Start preparing for the presentation by making an outline of every point you want to make. Think about any questions that may arise in the minds of the audience and be sure to answer them all. If you’re going to make an assertion, back it up with facts.
Next, turn the outline into a speech. It has to flow smoothly from start to finish and be appropriate for your audience. Imagine yourself having a conversation with a member of the audience to whom you want to communicate everything in your outline.
The best presentations are made naturally, as if it were a one-on-one discussion speaking as you usually do. This helps your self-confidence and avoids the danger of sounding pompous or artificial. End a sentence with a preposition if you usually do. The people out there want to hear you, not a textbook.
The word “you” is magic one. It’s always a good idea to involve the members of your audience on a personal level, and wherever possible work them into the presentation you’re making. “You wouldn’t want that to happen” is a lot better than “One wouldn’t wish that to happen”.

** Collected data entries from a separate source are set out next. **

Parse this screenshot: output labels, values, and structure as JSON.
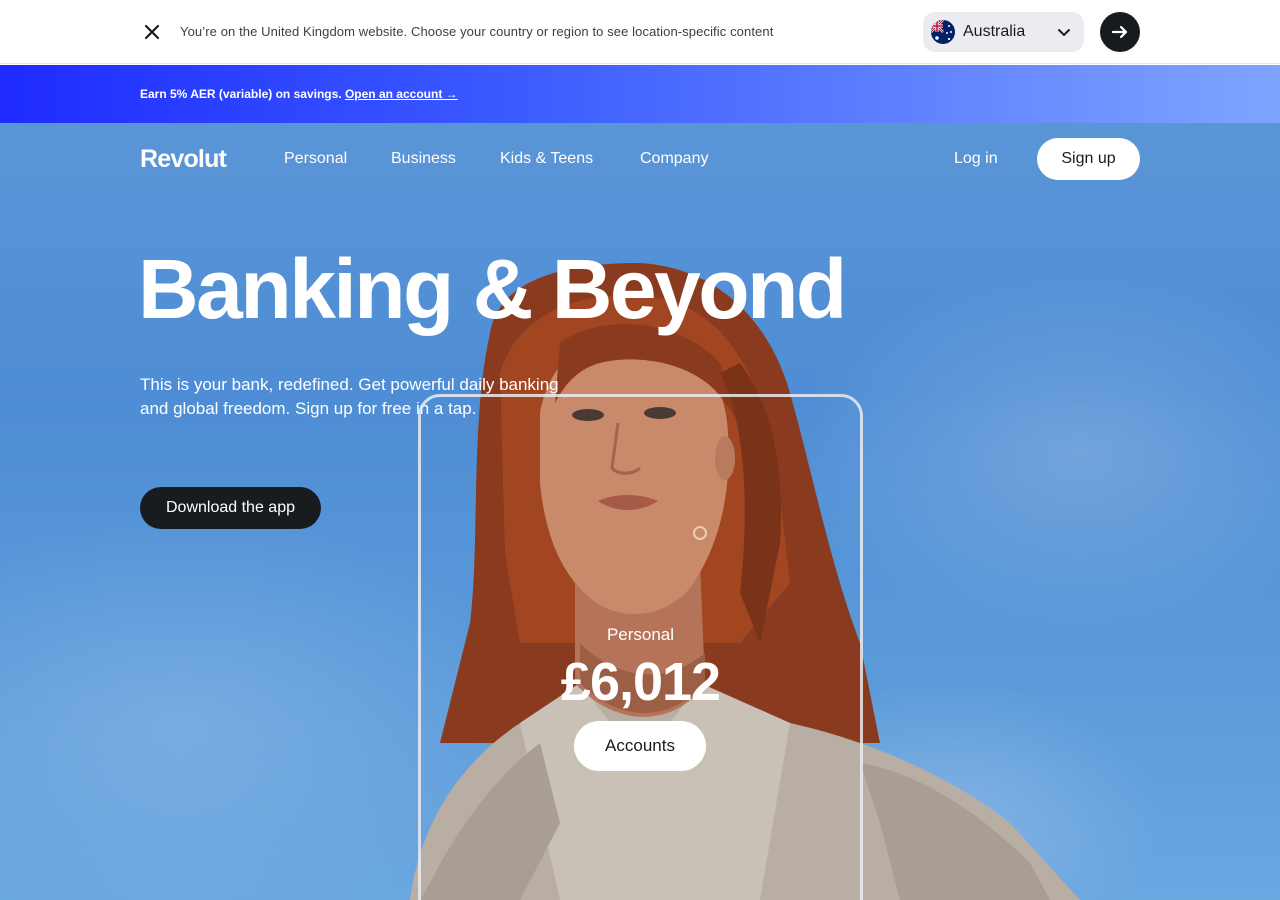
{
  "country_bar": {
    "message": "You’re on the United Kingdom website. Choose your country or region to see location-specific content",
    "close_icon": "close-icon",
    "selected_country": "Australia",
    "flag_icon": "australia-flag-icon",
    "dropdown_icon": "chevron-down-icon",
    "go_icon": "arrow-right-icon"
  },
  "promo": {
    "text": "Earn 5% AER (variable) on savings.",
    "link": "Open an account →"
  },
  "nav": {
    "logo": "Revolut",
    "items": [
      {
        "label": "Personal"
      },
      {
        "label": "Business"
      },
      {
        "label": "Kids & Teens"
      },
      {
        "label": "Company"
      }
    ],
    "login": "Log in",
    "signup": "Sign up"
  },
  "hero": {
    "headline": "Banking & Beyond",
    "subtext": "This is your bank, redefined. Get powerful daily banking and global freedom. Sign up for free in a tap.",
    "cta": "Download the app"
  },
  "phone_card": {
    "label": "Personal",
    "amount": "£6,012",
    "button": "Accounts"
  },
  "colors": {
    "brand_dark": "#191c1f",
    "promo_start": "#1f2bff",
    "promo_end": "#7ea4ff",
    "sky": "#4e8dd5"
  }
}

Part of any successful presentation is gaining and keeping your audience’s attention. This is done by creating interest and being entertaining, all of which means that your speech has to contain some elements that will be news to your listeners.
Plan a beginning that’s interesting. Start with a question or a statement that will immediately gain your listeners’ attention. You may have 45 minutes of presentation time but your audience will make up their minds about you in the first minute or less, so get off to a good start.
The central part of your presentation will be where you communicate the bulk of your information and take your audience step-by-step towards your conclusion. Keep the pace moving right along and refer back to your central theme as often as you can.
As you work through your speech identify those areas where visual or other aids will be needed. A well-constructed graph can be worth a thousand words of explanation, and for dramatic effect a vivid photograph can really help make a point.
Begin a buildup as you approach the end of your speech. The end has to be as strong as you can make it, drawing the audience to the point you want them to reach. Go through a quick recap of your main points and give a verbal signal that you’re about ready to end the presentation – “In conclusion…” is often used.
There are several forms you can use to record your notes for the presentation. If you print it out on a letter-sized sheet use large type and at least 1½ spaces between the lines. Better still, have it printed out on index cards that you can flip through as your presentation progresses.
Do not try to read your speech while you’re giving it. These are notes only and you’re going to prepare so well that they’re only useful as reminders, not as a complete script.
If possible visit the venue where you’ll be making the presentation and find out a few important facts. How well can the speaker be seen? How will the audiovisual aids be presented? How effective is the public address system? This information will help you get all the elements right and will also enable you to better rehearse your presentation before you actually make it.
Now it’s time to rehearse. This step is the most important part of ensuring your presentation will be a success. You don’t actually memorize your speech; you learn it through practicing it over and over until it becomes something you know as well as your address or telephone number.
Practice it aloud. Read through your full speech just once, then start using the notes you’ve prepared. If you come to a place where you don’t know what comes next refer back to the full speech, but do this as little as possible. You’ll soon be working off the notes alone.
It will help to have a volunteer sitting in front of you while you’re practicing. This helps you work out such subtle details as your hand movements and your speech timing. Encourage criticism now because you don’t want it when you’re giving the presentation to your intended audience.
When it comes to the real thing you can be confident you’ve learned your material and the presentation will go well. But you’ll probably still be a bit nervous because most people are when it comes to public speaking. Focus on how well you know the material and take some deep breaths. Let your whole body relax from your head down just before going onstage.
Now for a final tip – always maintain eye contact with the audience. Don’t jump around too quickly, but be looking at someone every time you speak. When you’ve reached the end of your presentation thank your audience for their attention and they’ll let you know how well you’ve done.